Я почти не помнил, как прошли эти восемь дней. Я перестал отмечать их в календаре, но мой мозг до сих пор  продолжал отсчёт.
    Я точно знал, что их прошло восемь.  Восемь раз я видел, как всходит солнце, потому что не мог  спать. Восемь раз в стену летела миска, расплёскивая своё содержимое. Восемь ночей разрывалась от бессилия моя душа, когда кончался очередной день, а её не было рядом.
    Хасан не пришёл ни разу, как бы я не кричал, не звал его. Меня просто оставили одного в безызвестности. Женщина, приходившая с едой, не отвечала на мои вопросы, она просто в страхе убегала каждый раз.
    Что сейчас с Евой? Она жива? Что они с ней сделали? Я закрыл глаза, и страшные кадры понеслись передо мной. Они бьют её, Ева беспомощно вырывается, падает. Их много, много разъяренных похотливых грубых мужиков. А она сейчас с ними совсем одна.  Моя маленькая слабая девочка.  А если они насилуют её? К моему горлу подступила горечь. Почему я не уступил ей? Ведь она просила меня о  таком малом и в то же время важном. Я мог бы быть её  первым, я был бы нежен с ней, ничем бы не обидел. А сейчас возможно ей больно, мерзко и это может стать последним, что она запомнит.
    Я возненавидел себя за это, чувствовал себя виноватым во всём. Ведь это из-за меня Ева оказалась здесь. Из-за меня её приходится терпеть боль и унижение.
    Меня  в очередной раз накрыла волна отчаяния и безысходности. Я чувствовал, как силы стремительно покидают меня. Мне так хотелось подняться с матраса, кричать во всю силу лёгких, разнести всё вокруг, но я не мог даже поднять голову. Как будто вся тяжесть небес опустилась на мою спину, придавив меня.  Глаза сами стали закрываться против моей воли и через несколько минут я отключился.


***

    Ева услышала ускоряющееся пищание аппарата быстрее, чем осознала, что снова пришла в себя. Аппарат набирал темп. Голова  постепенно начала проясняться и одновременно наполняться дикой  пульсирующей болью. Девушка прислушалась.  Вокруг тишина.  К ней никто не подошёл. Видимо, она была  одна. 
    Ева попыталась успокоить взбесившийся пульс, но аппарат продолжал предательски пищать, каждым своим звуком отзываясь болью. Ева вдруг стала осознавать, что её тревожит  ещё  что-то помимо надоедливого звука. Затуманенным сознанием она поняла, что не слышит  Макса. Он уже не кричит. Сколько прошло дней? Сколько она была без сознания? Она попыталась пошевелиться, но тело её почти не слушалось.
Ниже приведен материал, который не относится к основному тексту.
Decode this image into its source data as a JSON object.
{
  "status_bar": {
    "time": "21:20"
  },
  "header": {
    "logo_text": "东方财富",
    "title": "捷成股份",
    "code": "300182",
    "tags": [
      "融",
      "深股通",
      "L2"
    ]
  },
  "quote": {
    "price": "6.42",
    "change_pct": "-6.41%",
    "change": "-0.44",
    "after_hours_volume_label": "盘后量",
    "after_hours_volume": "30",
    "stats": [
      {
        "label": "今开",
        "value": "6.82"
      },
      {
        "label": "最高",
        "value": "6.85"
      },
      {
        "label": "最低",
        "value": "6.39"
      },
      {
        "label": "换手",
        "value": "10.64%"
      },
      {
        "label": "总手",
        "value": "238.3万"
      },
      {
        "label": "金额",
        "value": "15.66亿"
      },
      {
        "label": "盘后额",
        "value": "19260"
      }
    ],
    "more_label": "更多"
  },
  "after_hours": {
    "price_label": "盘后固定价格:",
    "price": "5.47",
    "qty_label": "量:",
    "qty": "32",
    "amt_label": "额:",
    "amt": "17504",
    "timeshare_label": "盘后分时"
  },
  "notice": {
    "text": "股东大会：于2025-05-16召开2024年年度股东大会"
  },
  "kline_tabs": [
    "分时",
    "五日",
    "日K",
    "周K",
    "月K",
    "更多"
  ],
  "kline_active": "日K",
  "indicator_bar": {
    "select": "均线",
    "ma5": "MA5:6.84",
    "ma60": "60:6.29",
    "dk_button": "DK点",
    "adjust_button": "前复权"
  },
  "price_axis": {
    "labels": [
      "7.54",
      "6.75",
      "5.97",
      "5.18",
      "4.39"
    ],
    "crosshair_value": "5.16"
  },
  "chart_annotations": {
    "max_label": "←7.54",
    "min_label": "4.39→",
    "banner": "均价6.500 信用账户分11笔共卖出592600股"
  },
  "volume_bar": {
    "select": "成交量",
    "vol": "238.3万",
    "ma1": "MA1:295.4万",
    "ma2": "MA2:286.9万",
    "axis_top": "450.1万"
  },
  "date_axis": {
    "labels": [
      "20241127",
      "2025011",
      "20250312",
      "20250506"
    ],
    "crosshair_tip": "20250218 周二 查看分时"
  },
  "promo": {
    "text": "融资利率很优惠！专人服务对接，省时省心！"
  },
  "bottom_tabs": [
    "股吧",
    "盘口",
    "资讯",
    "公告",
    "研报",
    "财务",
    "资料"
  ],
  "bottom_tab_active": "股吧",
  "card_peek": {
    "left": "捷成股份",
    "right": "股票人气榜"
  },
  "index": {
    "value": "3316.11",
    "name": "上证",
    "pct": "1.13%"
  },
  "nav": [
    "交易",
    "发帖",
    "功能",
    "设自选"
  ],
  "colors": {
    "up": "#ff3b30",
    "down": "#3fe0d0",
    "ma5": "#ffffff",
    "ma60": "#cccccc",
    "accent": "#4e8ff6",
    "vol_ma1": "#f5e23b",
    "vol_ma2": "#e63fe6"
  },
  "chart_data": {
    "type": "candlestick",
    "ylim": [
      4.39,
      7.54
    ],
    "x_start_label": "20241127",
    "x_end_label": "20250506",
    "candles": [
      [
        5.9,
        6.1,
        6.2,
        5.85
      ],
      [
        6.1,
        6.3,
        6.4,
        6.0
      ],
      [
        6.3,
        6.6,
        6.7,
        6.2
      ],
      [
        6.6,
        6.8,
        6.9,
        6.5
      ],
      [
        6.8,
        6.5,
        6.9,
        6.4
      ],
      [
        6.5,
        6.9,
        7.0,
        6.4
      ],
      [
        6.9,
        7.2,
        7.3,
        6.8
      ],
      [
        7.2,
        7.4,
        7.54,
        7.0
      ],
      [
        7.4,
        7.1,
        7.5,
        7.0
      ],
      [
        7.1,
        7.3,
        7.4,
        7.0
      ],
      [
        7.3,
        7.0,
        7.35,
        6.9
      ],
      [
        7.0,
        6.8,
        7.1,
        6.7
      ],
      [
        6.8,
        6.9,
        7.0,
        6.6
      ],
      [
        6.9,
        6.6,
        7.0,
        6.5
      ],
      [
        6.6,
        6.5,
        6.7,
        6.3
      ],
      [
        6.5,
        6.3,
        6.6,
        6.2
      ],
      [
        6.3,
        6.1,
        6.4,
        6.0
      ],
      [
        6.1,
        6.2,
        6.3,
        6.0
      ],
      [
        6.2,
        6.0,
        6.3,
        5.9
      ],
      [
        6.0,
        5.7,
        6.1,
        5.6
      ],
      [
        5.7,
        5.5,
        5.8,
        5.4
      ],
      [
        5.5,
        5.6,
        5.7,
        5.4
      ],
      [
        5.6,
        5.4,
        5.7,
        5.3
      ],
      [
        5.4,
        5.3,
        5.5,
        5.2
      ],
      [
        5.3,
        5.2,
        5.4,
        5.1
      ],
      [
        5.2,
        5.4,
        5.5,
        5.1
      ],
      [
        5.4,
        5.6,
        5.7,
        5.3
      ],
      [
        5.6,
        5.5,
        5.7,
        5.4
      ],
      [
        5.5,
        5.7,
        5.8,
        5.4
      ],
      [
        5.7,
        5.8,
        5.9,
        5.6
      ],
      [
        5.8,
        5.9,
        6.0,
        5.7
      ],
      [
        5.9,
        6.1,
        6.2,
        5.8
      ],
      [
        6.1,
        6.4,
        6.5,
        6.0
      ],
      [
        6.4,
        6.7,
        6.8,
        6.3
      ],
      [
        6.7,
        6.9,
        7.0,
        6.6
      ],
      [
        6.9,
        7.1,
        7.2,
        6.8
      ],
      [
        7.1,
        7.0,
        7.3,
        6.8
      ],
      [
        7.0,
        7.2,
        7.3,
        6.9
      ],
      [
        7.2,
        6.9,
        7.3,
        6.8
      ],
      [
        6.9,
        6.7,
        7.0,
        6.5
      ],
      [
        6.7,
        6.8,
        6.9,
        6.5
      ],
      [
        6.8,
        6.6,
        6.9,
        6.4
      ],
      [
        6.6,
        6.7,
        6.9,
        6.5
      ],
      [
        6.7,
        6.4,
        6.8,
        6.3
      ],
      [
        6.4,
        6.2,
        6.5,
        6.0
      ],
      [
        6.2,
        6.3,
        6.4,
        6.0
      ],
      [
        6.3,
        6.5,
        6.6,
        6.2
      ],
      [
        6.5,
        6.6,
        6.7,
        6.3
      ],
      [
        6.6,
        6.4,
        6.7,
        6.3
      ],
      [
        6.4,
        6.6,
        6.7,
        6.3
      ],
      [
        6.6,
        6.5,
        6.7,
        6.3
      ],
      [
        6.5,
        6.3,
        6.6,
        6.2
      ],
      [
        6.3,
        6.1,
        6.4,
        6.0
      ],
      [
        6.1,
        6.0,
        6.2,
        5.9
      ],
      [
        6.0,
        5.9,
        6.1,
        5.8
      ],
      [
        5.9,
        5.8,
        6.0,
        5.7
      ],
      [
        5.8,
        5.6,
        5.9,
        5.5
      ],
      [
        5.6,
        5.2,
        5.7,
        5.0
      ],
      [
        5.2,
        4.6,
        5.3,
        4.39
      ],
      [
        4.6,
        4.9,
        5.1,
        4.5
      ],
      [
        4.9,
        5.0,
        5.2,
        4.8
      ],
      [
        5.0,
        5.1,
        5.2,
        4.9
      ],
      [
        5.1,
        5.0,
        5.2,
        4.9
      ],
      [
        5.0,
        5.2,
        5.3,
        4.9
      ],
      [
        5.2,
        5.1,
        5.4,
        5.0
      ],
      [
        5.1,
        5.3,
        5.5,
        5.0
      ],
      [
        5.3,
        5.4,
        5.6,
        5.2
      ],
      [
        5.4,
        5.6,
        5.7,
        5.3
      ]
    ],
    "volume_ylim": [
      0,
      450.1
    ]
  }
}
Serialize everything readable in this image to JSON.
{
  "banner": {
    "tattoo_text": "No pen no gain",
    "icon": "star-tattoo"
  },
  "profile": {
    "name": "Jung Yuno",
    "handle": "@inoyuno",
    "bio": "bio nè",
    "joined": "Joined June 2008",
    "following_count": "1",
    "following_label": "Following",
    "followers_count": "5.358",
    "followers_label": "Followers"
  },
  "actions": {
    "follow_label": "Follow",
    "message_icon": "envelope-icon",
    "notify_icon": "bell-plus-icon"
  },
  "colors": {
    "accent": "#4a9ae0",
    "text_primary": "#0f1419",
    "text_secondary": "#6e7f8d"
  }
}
Она  не могла повернуть голову, а глаза были по-прежнему плотно закрыты.
   Ева безуспешно пыталась справиться со своим волнением, когда услышала приглушённый шум приближающихся шагов, потом  скрипнула дверь, и шаги стали слышны совсем рядом. Ева замерла.

- Смотри, она опять очнулась.  Вколи ей ещё. – Еве показалось, что она уже слышала этот голос раньше.

- Нельзя его колоть так часто. Её сердце не выдержит,– второй голос был совсем молодой  и тревожный.

    Первый человек рассмеялся громким смехом с нотками презрения и жестокости.

- Студент, хватит пускать сопли! Девчонка не жилец всё равно!  Ты разве не знаешь, что Хасан уже ввёл ей твой  препарат? Так что коли ей снотворное. Если она полностью очнётся и начнёт орать – Хасан положит нас рядом. А я ещё жить хочу, и мне наплевать на эту девку.

    Ева вздрогнула от услышанных слов.  Неужели всё вот так нелепо  кончится?  Неужели она  никогда больше не увидит Макса, не увидит родителей?  Сейчас ей было не столько страшно, сколько обидно. Её сердце забилось ещё отчаяние, и аппарат сзади незамедлительно среагировал.  Она почувствовала, как по щеке из под повязки, закрывающей глаза, потекла слеза, оставляя за собой обжигающий воспалённую кожу след.
    Рядом  послышались шаги. Подошедший человек остановился и стоял около неё с минуту. Потом его палец мягким движением вытер её слезинку, и  она почувствовала на своей щеке чьё-то дыхание.

- Лежи тихо, и увидишь его, - он прошептал это на ухо  почти не слышно, но она смогла разобрать.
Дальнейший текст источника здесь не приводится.